『ブレイジング・エース!』からの縦軸と横軸




 この記事は、ボドゲ紹介 Advent Calendar 2025の11日目の記事です。

 クニツィアによる1995年のトランプゲーム本『ブレイジング・エース!』が超面白いゲームの宝庫でして、ぜひ遊んでほしいので今日はその紹介から始めつつ、そこから派生して語れるトランプゲームやボードゲームへと話を広げていきます。

「オレゴン」と「ポートランド」

 同書のトップに紹介されている「オレゴン」がもうすごい。ポーカー役を使ったソリティアです。『ブレイジング・エース!』はポーカー役を使ってクニツィアが作ったオリジナルゲーム集で、それぞれの役にこの本独自の点数が割り当てられています。ですから「オレゴン」は役と点数に慣れるための、この本全体の導入という役割も担っています。
 「オレゴン」は普通のトランプ52枚を使います。最初に山札をよく切って、上から5枚めくって自分の前に一列に並べたら準備完了です。山札から1枚引いて、「いまの列の1枚を上書きする」「新しい列を始める」かの二択を、山札を使い切るまで繰り返すだけです。新しい列を始めるときは、直前の列の下にめくった1枚を置いて、山札から4枚を追加します。なので、作った列のカードは、上書きされたカードを除いてすべて見られます。
 目的はスコアアタックで、役の点数は低い順に次のようになっています。

『ブレイジング・エース!』でのポーカー役の点数
点数備考
ハイカード0いわゆる「役なし」。本書ではプラグド・ニッケルと呼ばれます
ワンペア1
ツーペア2
スリーカード3スリー・オブ・ア・カインドとも
ストレート3
フラッシュ3
フルハウス5
フォーカード7フォー・オブ・ア・カインドとも
ストレートフラッシュ10

 この点数は『ブレイジング・エース!』全体を通して共通で、「オレゴン」はこの合計をより高くしたいよ、というゲームです。本の中では20点がひとつの目標として提示されています。実際やってみると20点は結構難しいです。山札をシャッフルしたらすぐ開始できるので、ついついもう1回……となってしまいます。好きすぎて(?)自分用にiPhoneアプリを作って遊んでるくらいです。家にトランプあったらやってほしい。まあやれ。1枚引くごとに「これどうしよう……フルハウス諦めてツーペアで妥協する? いやここで7点稼げたらウマいし……」という、とてもクニツィアっぽい悩みが味わえます。

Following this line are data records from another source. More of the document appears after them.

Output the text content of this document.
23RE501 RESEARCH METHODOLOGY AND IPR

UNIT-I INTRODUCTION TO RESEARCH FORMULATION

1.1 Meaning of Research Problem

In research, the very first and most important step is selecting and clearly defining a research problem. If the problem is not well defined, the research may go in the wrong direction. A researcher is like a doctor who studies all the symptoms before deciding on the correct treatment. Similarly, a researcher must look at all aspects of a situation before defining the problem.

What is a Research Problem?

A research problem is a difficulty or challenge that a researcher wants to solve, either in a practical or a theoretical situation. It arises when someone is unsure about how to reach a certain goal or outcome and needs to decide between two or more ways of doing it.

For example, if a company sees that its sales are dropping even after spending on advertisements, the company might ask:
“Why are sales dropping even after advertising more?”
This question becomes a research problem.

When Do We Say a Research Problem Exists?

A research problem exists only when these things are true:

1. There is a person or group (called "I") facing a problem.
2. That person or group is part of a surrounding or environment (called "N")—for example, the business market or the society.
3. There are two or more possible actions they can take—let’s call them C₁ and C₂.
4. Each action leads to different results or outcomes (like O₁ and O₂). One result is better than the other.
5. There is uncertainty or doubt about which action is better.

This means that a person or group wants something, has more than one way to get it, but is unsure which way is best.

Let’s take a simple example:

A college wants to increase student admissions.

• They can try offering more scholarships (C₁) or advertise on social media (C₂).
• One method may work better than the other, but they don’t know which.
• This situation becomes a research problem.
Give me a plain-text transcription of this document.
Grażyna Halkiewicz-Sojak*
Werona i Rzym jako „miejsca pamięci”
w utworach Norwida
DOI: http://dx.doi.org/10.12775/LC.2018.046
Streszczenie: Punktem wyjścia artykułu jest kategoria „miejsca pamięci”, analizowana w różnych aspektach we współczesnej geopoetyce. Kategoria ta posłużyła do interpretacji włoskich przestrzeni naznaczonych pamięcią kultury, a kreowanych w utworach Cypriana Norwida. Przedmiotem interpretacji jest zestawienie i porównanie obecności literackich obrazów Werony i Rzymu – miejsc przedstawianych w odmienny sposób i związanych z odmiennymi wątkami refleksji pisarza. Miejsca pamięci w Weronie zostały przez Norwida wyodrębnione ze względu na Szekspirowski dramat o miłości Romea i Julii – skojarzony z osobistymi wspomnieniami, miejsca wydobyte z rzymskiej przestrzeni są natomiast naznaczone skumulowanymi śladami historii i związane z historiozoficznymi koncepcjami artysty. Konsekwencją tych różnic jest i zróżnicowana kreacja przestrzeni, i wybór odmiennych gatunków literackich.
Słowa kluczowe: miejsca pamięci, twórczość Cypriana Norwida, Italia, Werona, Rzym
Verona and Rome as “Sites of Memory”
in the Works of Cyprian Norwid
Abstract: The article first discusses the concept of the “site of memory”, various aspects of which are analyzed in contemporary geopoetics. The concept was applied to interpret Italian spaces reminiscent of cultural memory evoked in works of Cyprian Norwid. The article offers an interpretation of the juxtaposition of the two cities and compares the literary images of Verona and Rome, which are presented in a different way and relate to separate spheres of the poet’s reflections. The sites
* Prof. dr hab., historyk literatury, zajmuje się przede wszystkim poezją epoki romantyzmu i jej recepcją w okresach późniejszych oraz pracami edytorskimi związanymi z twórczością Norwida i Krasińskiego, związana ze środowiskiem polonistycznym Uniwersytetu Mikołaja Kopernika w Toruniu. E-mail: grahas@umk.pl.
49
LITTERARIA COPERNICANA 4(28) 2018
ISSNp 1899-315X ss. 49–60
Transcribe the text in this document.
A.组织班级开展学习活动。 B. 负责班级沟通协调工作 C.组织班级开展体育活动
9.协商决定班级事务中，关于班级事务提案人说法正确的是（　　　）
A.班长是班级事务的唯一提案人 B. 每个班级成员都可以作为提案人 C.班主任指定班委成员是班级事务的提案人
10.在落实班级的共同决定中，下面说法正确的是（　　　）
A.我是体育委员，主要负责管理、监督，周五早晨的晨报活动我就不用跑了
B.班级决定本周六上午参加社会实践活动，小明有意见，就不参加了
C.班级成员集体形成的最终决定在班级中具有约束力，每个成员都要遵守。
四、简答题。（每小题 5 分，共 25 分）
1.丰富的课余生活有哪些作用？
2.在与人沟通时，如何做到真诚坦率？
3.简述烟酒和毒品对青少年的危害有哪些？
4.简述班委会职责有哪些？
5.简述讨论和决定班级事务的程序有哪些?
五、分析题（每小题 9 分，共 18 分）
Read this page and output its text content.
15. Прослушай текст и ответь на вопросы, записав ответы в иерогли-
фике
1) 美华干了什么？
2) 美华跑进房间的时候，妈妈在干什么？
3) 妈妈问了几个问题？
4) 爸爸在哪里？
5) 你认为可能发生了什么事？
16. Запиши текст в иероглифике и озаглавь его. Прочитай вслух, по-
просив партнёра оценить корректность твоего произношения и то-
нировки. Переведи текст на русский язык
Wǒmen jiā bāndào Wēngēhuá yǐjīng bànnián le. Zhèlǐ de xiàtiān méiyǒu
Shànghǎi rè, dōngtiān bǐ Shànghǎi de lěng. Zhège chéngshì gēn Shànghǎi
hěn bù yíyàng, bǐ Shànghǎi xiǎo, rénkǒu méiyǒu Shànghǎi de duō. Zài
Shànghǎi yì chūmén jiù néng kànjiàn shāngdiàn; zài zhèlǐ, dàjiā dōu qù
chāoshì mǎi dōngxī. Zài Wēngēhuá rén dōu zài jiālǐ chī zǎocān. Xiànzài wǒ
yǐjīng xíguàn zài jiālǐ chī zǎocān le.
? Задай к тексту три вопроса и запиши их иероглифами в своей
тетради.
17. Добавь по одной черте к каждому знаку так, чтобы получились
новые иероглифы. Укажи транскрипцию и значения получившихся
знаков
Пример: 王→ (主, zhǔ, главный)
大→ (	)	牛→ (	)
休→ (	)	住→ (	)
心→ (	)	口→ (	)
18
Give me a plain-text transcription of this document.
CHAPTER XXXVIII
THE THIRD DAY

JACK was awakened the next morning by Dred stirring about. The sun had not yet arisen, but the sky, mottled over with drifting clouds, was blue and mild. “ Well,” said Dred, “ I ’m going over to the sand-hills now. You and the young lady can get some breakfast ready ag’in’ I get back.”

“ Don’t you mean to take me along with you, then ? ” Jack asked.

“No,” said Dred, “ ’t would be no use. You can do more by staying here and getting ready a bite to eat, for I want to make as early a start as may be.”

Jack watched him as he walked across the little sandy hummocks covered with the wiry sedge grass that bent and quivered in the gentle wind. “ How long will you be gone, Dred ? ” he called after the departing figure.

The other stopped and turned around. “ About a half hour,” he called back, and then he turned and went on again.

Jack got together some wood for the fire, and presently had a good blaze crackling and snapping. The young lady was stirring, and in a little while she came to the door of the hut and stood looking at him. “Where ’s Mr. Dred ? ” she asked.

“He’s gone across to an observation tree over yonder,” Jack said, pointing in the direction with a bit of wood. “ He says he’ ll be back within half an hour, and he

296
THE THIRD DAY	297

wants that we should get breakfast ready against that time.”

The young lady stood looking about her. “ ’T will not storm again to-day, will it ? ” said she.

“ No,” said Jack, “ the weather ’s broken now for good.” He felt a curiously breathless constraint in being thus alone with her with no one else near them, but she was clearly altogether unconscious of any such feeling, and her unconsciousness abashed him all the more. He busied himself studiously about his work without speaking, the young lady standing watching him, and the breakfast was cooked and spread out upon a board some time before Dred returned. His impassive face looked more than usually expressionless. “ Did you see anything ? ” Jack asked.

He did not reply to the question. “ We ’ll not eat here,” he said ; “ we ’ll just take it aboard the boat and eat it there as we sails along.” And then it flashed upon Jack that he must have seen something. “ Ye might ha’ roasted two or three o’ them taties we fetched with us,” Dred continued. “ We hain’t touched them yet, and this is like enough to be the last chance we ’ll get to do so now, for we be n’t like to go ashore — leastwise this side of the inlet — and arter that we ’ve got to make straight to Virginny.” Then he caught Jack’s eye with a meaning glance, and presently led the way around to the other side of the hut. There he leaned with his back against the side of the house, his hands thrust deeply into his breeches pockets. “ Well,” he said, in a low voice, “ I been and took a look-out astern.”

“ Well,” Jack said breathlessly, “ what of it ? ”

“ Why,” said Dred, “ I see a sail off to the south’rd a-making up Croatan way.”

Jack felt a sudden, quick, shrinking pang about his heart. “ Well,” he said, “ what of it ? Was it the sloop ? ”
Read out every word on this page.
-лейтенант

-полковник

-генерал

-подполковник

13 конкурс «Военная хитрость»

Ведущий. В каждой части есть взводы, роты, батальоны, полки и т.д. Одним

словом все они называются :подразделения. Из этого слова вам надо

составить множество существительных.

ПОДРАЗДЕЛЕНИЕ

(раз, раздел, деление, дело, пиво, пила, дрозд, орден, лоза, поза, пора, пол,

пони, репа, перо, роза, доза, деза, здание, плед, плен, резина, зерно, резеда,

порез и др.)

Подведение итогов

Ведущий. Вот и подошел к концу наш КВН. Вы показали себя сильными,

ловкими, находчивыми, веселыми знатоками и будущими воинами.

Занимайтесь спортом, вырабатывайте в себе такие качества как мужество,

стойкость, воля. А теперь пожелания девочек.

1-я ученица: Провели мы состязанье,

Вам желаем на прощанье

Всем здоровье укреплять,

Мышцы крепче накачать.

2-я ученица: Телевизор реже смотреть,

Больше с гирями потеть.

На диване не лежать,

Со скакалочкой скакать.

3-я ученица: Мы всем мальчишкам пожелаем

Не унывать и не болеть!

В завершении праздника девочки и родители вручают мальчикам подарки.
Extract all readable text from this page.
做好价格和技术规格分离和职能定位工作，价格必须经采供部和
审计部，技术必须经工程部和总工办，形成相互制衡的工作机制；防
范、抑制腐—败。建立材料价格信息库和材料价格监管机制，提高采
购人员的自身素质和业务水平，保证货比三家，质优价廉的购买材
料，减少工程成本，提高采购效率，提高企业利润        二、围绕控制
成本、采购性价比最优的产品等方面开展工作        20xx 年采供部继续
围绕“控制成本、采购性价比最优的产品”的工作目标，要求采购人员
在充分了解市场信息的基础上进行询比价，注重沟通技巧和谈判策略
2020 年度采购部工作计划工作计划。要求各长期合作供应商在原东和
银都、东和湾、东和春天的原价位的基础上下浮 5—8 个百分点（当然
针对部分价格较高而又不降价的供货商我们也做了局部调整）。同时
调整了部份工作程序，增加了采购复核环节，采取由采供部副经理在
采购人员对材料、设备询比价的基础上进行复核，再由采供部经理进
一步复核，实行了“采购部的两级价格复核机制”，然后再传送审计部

 「オレゴン」はソリティアですが、同書の2作目はこのルールをそのまま多人数に拡張した「ポートランド」というゲームです。1人1デッキ、つまり人数分のトランプが必要ですが、これもたいへん良い。
 6ラウンドを行います。各ラウンドでは最初に自分の山札から5枚並べて、自分の番になったら「ストップする、または1枚引いて上書きする」を選びます。ストップを選ぶと自分の役はそこで確定し、このラウンドではもう手番は回りません。1枚引いたら必ずどれか1枚を上書きします。「ポートランド」では役の点数は使わず、他人よりも自分の役が高ければ高得点がもらえる相対的なスコアリングなので、相手の役を見ながら勝負するか降りるか決めることになります。全員がストップしたらラウンドが終わり、順位点をつけ、使ったカードを破棄して、次のラウンドの新しい5枚列を始めます。ほぼ同じルールなのに遊び味はだいぶ違います。すげえです。2~5人とありますが、8人くらいまでは回ります。

 『ブレイジング・エース!』には他にも、カードドラフトを主眼に据えた「サクラメント」「ボナンザ」「ナゲット」や、『バトルライン』っぽい2人用ゲーム「イースト・ウエスト」など秀作が目白押しです。個人的には『古代ローマの新しいゲーム』と並ぶクニツィア初期の傑作だと思ってまして、気になったらぜひ一冊買ってください。Amazonリンクを貼っておきます(アフィリエイトないので安心して踏んでください)。

ポーカー役の応用

 ここで終わりでも全然いいのですが、ゲーム内容についてもう一歩踏み込んでみます。
 訳者の竹田原さんもあとがきに書かれているように、『ブレイジング・エース!』はポーカー役を使ってはいますが、ゲーム性はポーカー的ではありません。いわゆるポーカーはホールデムにしろドローポーカーにしろ、ベットラウンドを経て相手と役の高低を競います。ゲームの主眼はベットによるチップ枚数のマネジメントです。特にホールデムは配られた手札は一切替えられない、つまりカードプレイの技術が存在しません。ハンドとコミュニティカードによる役の強さや確率の見積もり、チップの賭け方、テルやブラフといった対人要素、そうした技術のゲームです。
 一方、『ブレイジング・エース!』はカードプレイの方法によって様々なゲームを作っています。ルールを少し変えるだけで多くのバリアントができることも作者のクニツィア自身が例示し、かつ推奨しています(ですから、これを読むだけでも相当ゲームデザインの勉強になります)。本書ではポーカー役は得点方式でしかなく、紹介されているゲームはいずれもポーカーではない、クニツィアのオリジナルゲームです。もっと言えば、本書が示しているのは、ポーカー役を点数やプレイングの部品として他のゲームに流用できるということです。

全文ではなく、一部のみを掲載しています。